— Я знаю, — сказал Сэт. — Чджа предупреждал. Голова, которую нечем защитить, — приманка. Теперь, выходит, и ранг такой же.
— Тогда расти дальше, — отрезала Лисса, и в этом было всё её упрямство, вся выучка той, кого с малых лет учили: уязвимость — непозволительна. — Расти быстрее, чем они соберутся тебя срезать. Другого пути для таких, как ты, нет. Заметным ты стал, сильным становишься — теперь это гонка, и приз в ней — твоя жизнь. — Она помолчала и прибавила тише, так, что услышал он один: — И моя заодно. Потому что я, дура, выбрала бежать её рядом с тобой.
Зрение вернулось к вечеру — целители F7 и сам Токей хлопотали над ним до сумерек, и Токей, латая выжженные глаза, был бел и зол, и ругался сквозь зубы на дряхлые системы, на кураторов, на весь свет, и в ругани этой Сэт ясно слышал страх за него и оттого молчал, не мешая другу выговориться.
К ночи он уже различал свет, мутно, как сквозь воду, а к утру обещали полное. Но не возвращённое зрение занимало его, лёжа в темноте F7, — занимало то, другое, что он узнал о себе на сером круге и чего теперь было не забыть обратно.
Синкай пришёл поздно, когда все уже спали, сел у койки, усталый, ссутуленный, и долго молчал, и Сэт по течению — глаза ещё не видели — чувствовал, как тяжело, как тревожно идёт в профессоре сила.

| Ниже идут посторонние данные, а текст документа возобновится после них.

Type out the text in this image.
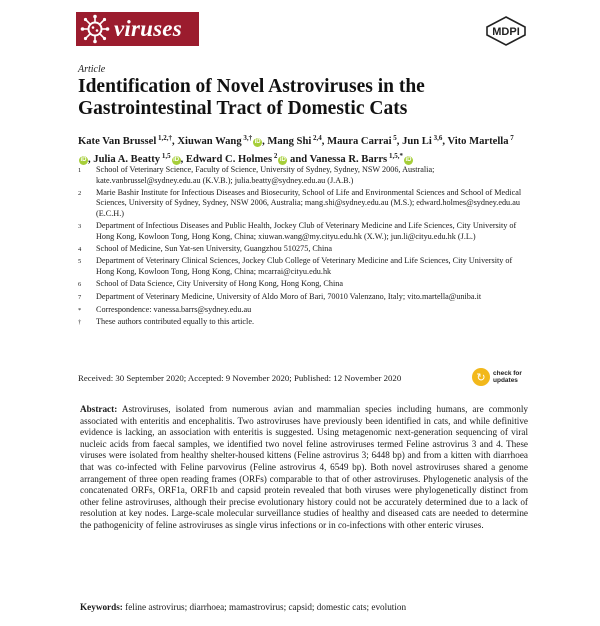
viruses	MDPI
Article
Identification of Novel Astroviruses in the Gastrointestinal Tract of Domestic Cats
Kate Van Brussel $^{1,2,\dagger}$, Xiuwan Wang $^{3,\dagger}$ iD , Mang Shi $^{2,4}$, Maura Carrai $^5$, Jun Li $^{3,6}$, Vito Martella $^7$iD , Julia A. Beatty $^{1,5}$ iD , Edward C. Holmes $^2$ iD and Vanessa R. Barrs $^{1,5,*}$ iD
1	School of Veterinary Science, Faculty of Science, University of Sydney, Sydney, NSW 2006, Australia; kate.vanbrussel@sydney.edu.au (K.V.B.); julia.beatty@sydney.edu.au (J.A.B.)
2	Marie Bashir Institute for Infectious Diseases and Biosecurity, School of Life and Environmental Sciences and School of Medical Sciences, University of Sydney, Sydney, NSW 2006, Australia; mang.shi@sydney.edu.au (M.S.); edward.holmes@sydney.edu.au (E.C.H.)
3	Department of Infectious Diseases and Public Health, Jockey Club of Veterinary Medicine and Life Sciences, City University of Hong Kong, Kowloon Tong, Hong Kong, China; xiuwan.wang@my.cityu.edu.hk (X.W.); jun.li@cityu.edu.hk (J.L.)
4	School of Medicine, Sun Yat-sen University, Guangzhou 510275, China
5	Department of Veterinary Clinical Sciences, Jockey Club College of Veterinary Medicine and Life Sciences, City University of Hong Kong, Kowloon Tong, Hong Kong, China; mcarrai@cityu.edu.hk
6	School of Data Science, City University of Hong Kong, Hong Kong, China
7	Department of Veterinary Medicine, University of Aldo Moro of Bari, 70010 Valenzano, Italy; vito.martella@uniba.it
*	Correspondence: vanessa.barrs@sydney.edu.au
†	These authors contributed equally to this article.
Received: 30 September 2020; Accepted: 9 November 2020; Published: 12 November 2020	↻	check for
updates
Abstract: Astroviruses, isolated from numerous avian and mammalian species including humans, are commonly associated with enteritis and encephalitis. Two astroviruses have previously been identified in cats, and while definitive evidence is lacking, an association with enteritis is suggested. Using metagenomic next-generation sequencing of viral nucleic acids from faecal samples, we identified two novel feline astroviruses termed Feline astrovirus 3 and 4. These viruses were isolated from healthy shelter-housed kittens (Feline astrovirus 3; 6448 bp) and from a kitten with diarrhoea that was co-infected with Feline parvovirus (Feline astrovirus 4, 6549 bp). Both novel astroviruses shared a genome arrangement of three open reading frames (ORFs) comparable to that of other astroviruses. Phylogenetic analysis of the concatenated ORFs, ORF1a, ORF1b and capsid protein revealed that both viruses were phylogenetically distinct from other feline astroviruses, although their precise evolutionary history could not be accurately determined due to a lack of resolution at key nodes. Large-scale molecular surveillance studies of healthy and diseased cats are needed to determine the pathogenicity of feline astroviruses as single virus infections or in co-infections with other enteric viruses.
Keywords: feline astrovirus; diarrhoea; mamastrovirus; capsid; domestic cats; evolution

— Я должен был остановить аттестацию, — сказал Синкай наконец, тихо. — Когда тебя ослепило. По всем правилам — остановить и наказать обслугу. Я не остановил. Знаешь, почему?
— Нет, — сказал Сэт.
— Потому что я уже видел это однажды. — Синкай говорил медленно, будто каждое слово давалось ему через силу. — Слепого, который видит. Давно, очень давно, в записях, которые на нашем Пути передают из уст в уста, потому что переписывать их боятся. Про первого — про того, второго огненосца за двести лет, про которого написали книгу. Говорят, он тоже однажды ослеп — и не ослеп, что темнота была ему не помехой, а дверью. — Усталые глаза профессора нашли в полумраке лицо Сэта. — Я всю жизнь думал, что это притча. Красивая легенда нашего нищего, проклятого Пути, чтоб было чем гордиться. А сегодня я увидел тебя в круге — слепого, держащего вторую дановскую ступень, говорящего «я вижу не глазами», — и понял, что это не притча. И мне сделалось очень страшно, Миккон. Потому что если это не притча про того, первого, — значит, и всё остальное, что про него говорят, может быть не притчей. А остального я тебе пока не скажу. Рано. Ты ещё не готов это вынести.
— Чего — остального? — спросил Сэт, и сердце у него зашлось.
— Спи. — Синкай поднялся, и в голосе его была та страшная усталость человека, который знает слишком много и боится сказанного. — Ты сегодня прошёл за месяц путь, на который кладут жизнь, и прошёл через тьму, как идут немногие. Этого на одну ночь довольно. — Он помолчал у двери. — Только запомни одно, на будущее, от старого профессора, который видел больше, чем хотел бы. Тебя ведёт что-то, чего ты не выбирал. Оно сильнее тебя и старше. Это и дар, и беда — Чджа, я слышал, уже говорил тебе так, и Чджа прав. Дар в том, что оно знает дорогу. Беда в том, что дорога эта не твоя, и в конце неё стоит не то, что выбрал бы для себя ты. — Он открыл дверь. — Но это потом. Спи. Ты заслужил хороший отдых.
Он ушёл, а Сэт лежал в темноте, что больше не была для него темнотой, и смотрел тем, что видело течение, на спящего в самой своей глубине — на то тёмное и древнее, к которому вчера обернулся, и сегодня, после круга, после слепоты, после Синкая, ему впервые ясно показалось, что спящий стал ближе, что между ними осталось меньше расстояния, что дверь, распахнувшаяся под грудиной, ведёт не в комнату, а вниз, по лестнице, в самый низ, где кто-то очень давно положил для него — для него одного, через бездну долгих лет — то, что Сэт начинал, не желая того, вспоминать.